Sometimes information on the cause of death is available. This may be utilized instead of computing estimates of net survival to yield the desired estimates. The two estimation perspectives typically converge, as seen below.
st.as.cause <- survtab(x, agegr.w.breaks = c(0,45,65,75, Inf),
surv.type="surv.cause")
## event.values was NULL, so chose 0 as non-event value
st.as.rel <- survtab(x, agegr.w.breaks = c(0,45,65,75, Inf),
surv.type="surv.rel")
## event.values was NULL, so chose 0 as non-event value
plot(st.as.rel, y = "r.e2.as", conf.int = FALSE, lwd=4)

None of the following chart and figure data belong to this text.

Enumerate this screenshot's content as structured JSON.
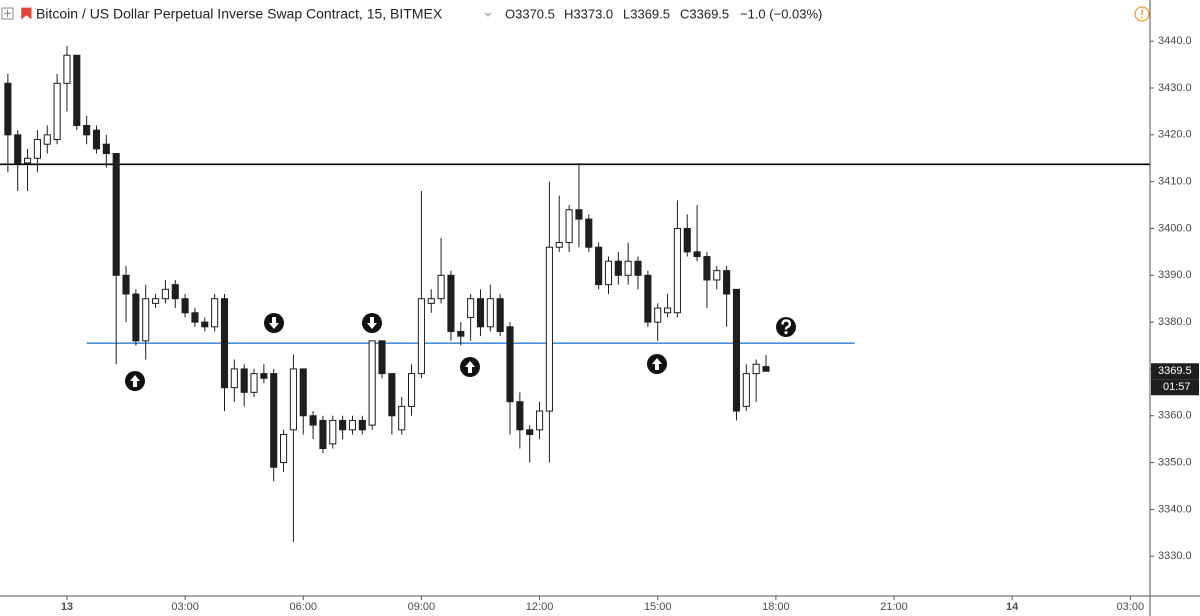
{
  "chart_data": {
    "type": "candlestick",
    "title": "Bitcoin / US Dollar Perpetual Inverse Swap Contract, 15, BITMEX",
    "ohlc_legend": [
      "O3370.5",
      "H3373.0",
      "L3369.5",
      "C3369.5",
      "−1.0 (−0.03%)"
    ],
    "x": [
      -1.5,
      -1.25,
      -1,
      -0.75,
      -0.5,
      -0.25,
      0,
      0.25,
      0.5,
      0.75,
      1,
      1.25,
      1.5,
      1.75,
      2,
      2.25,
      2.5,
      2.75,
      3,
      3.25,
      3.5,
      3.75,
      4,
      4.25,
      4.5,
      4.75,
      5,
      5.25,
      5.5,
      5.75,
      6,
      6.25,
      6.5,
      6.75,
      7,
      7.25,
      7.5,
      7.75,
      8,
      8.25,
      8.5,
      8.75,
      9,
      9.25,
      9.5,
      9.75,
      10,
      10.25,
      10.5,
      10.75,
      11,
      11.25,
      11.5,
      11.75,
      12,
      12.25,
      12.5,
      12.75,
      13,
      13.25,
      13.5,
      13.75,
      14,
      14.25,
      14.5,
      14.75,
      15,
      15.25,
      15.5,
      15.75,
      16,
      16.25,
      16.5,
      16.75,
      17,
      17.25,
      17.5,
      17.75
    ],
    "open": [
      3431,
      3420,
      3414,
      3415,
      3418,
      3419,
      3431,
      3437,
      3422,
      3421,
      3418,
      3416,
      3390,
      3386,
      3376,
      3384,
      3385,
      3388,
      3385,
      3382,
      3380,
      3379,
      3385,
      3366,
      3370,
      3365,
      3369,
      3369,
      3350,
      3357,
      3370,
      3360,
      3359,
      3354,
      3359,
      3357,
      3359,
      3358,
      3376,
      3369,
      3357,
      3362,
      3369,
      3384,
      3385,
      3390,
      3378,
      3381,
      3385,
      3379,
      3385,
      3379,
      3363,
      3357,
      3357,
      3361,
      3396,
      3397,
      3404,
      3402,
      3396,
      3388,
      3393,
      3390,
      3393,
      3390,
      3380,
      3382,
      3382,
      3400,
      3395,
      3394,
      3389,
      3391,
      3387,
      3362,
      3369,
      3370.5
    ],
    "high": [
      3433,
      3421,
      3417,
      3421,
      3422,
      3433,
      3439,
      3437,
      3424,
      3422,
      3420,
      3416,
      3392,
      3387,
      3388,
      3386,
      3389,
      3389,
      3386,
      3383,
      3381,
      3386,
      3386,
      3372,
      3371,
      3370,
      3371,
      3370,
      3357,
      3373,
      3370,
      3361,
      3360,
      3360,
      3360,
      3360,
      3360,
      3376,
      3376,
      3369,
      3364,
      3371,
      3408,
      3387,
      3398,
      3391,
      3380,
      3386,
      3387,
      3388,
      3386,
      3380,
      3365,
      3358,
      3363,
      3410,
      3407,
      3405,
      3414,
      3403,
      3397,
      3394,
      3395,
      3397,
      3394,
      3391,
      3384,
      3386,
      3406,
      3403,
      3405,
      3395,
      3392,
      3392,
      3387,
      3371,
      3372,
      3373
    ],
    "low": [
      3412,
      3408,
      3408,
      3412,
      3416,
      3418,
      3425,
      3421,
      3418,
      3416,
      3413,
      3371,
      3380,
      3375,
      3372,
      3383,
      3384,
      3383,
      3381,
      3379,
      3378,
      3378,
      3361,
      3363,
      3362,
      3364,
      3367,
      3346,
      3348,
      3333,
      3356,
      3355,
      3352,
      3353,
      3355,
      3356,
      3356,
      3357,
      3368,
      3356,
      3356,
      3360,
      3368,
      3382,
      3384,
      3376,
      3375,
      3376,
      3377,
      3378,
      3377,
      3356,
      3353,
      3350,
      3355,
      3350,
      3395,
      3395,
      3396,
      3395,
      3387,
      3386,
      3388,
      3388,
      3387,
      3379,
      3376,
      3381,
      3381,
      3394,
      3393,
      3383,
      3387,
      3379,
      3359,
      3361,
      3363,
      3369.5
    ],
    "close": [
      3420,
      3414,
      3415,
      3419,
      3420,
      3431,
      3437,
      3422,
      3420,
      3417,
      3416,
      3390,
      3386,
      3376,
      3385,
      3385,
      3387,
      3385,
      3382,
      3380,
      3379,
      3385,
      3366,
      3370,
      3365,
      3369,
      3368,
      3349,
      3356,
      3370,
      3360,
      3358,
      3353,
      3359,
      3357,
      3359,
      3357,
      3376,
      3369,
      3360,
      3362,
      3369,
      3385,
      3385,
      3390,
      3378,
      3377,
      3385,
      3379,
      3385,
      3378,
      3363,
      3357,
      3356,
      3361,
      3396,
      3397,
      3404,
      3402,
      3396,
      3388,
      3393,
      3390,
      3393,
      3390,
      3380,
      3383,
      3383,
      3400,
      3395,
      3394,
      3389,
      3391,
      3386,
      3361,
      3369,
      3371,
      3369.5
    ],
    "up_color": "#ffffff",
    "down_color": "#1e1e1e",
    "xlim": [
      -1.7,
      27.5
    ],
    "xticks": [
      {
        "value": 0,
        "label": "13"
      },
      {
        "value": 3,
        "label": "03:00"
      },
      {
        "value": 6,
        "label": "06:00"
      },
      {
        "value": 9,
        "label": "09:00"
      },
      {
        "value": 12,
        "label": "12:00"
      },
      {
        "value": 15,
        "label": "15:00"
      },
      {
        "value": 18,
        "label": "18:00"
      },
      {
        "value": 21,
        "label": "21:00"
      },
      {
        "value": 24,
        "label": "14"
      },
      {
        "value": 27,
        "label": "03:00"
      }
    ],
    "ylim": [
      3321.5,
      3448.8
    ],
    "yticks": [
      {
        "value": 3330,
        "label": "3330.0"
      },
      {
        "value": 3340,
        "label": "3340.0"
      },
      {
        "value": 3350,
        "label": "3350.0"
      },
      {
        "value": 3360,
        "label": "3360.0"
      },
      {
        "value": 3370,
        "label": "3370.0"
      },
      {
        "value": 3380,
        "label": "3380.0"
      },
      {
        "value": 3390,
        "label": "3390.0"
      },
      {
        "value": 3400,
        "label": "3400.0"
      },
      {
        "value": 3410,
        "label": "3410.0"
      },
      {
        "value": 3420,
        "label": "3420.0"
      },
      {
        "value": 3430,
        "label": "3430.0"
      },
      {
        "value": 3440,
        "label": "3440.0"
      }
    ],
    "hlines": [
      {
        "value": 3413.7,
        "color": "#000000"
      },
      {
        "value": 3375.5,
        "color": "#4a8fd9",
        "x": [
          0.5,
          20
        ]
      }
    ],
    "last_price": 3369.5,
    "countdown": "01:57"
  }
}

lines(st.as.cause, y = "surv.obs1.as", conf.int = FALSE,
lwd=4, col="red", lty=2)
Absolute risks of dying due to cause \(k\) can be easily computed (note: still using period analysis data):
st.co <- survtab(x, surv.type="cif.obs")
## event.values was NULL, so chose 0 as non-event value
st.cr <- survtab(x, surv.type="cif.rel")
## event.values was NULL, so chose 0 as non-event value
## the two are very similar; here CIF.rel is NA after 3 years because
## d < d.exp; could be alleviated with larger survival intervals
plot(st.co, "CIF_1", conf.int = FALSE, lwd = 4)
lines(st.cr, "CIF.rel", conf.int = FALSE, lwd = 4, col = "red")
cif.rel
is an indirect absolute risk estimate, where absolute risk is estimated using excess cases of death instead of cause-specific cases. This may sometimes produce NA
results if the count of excess cases is negative even in one survival interval.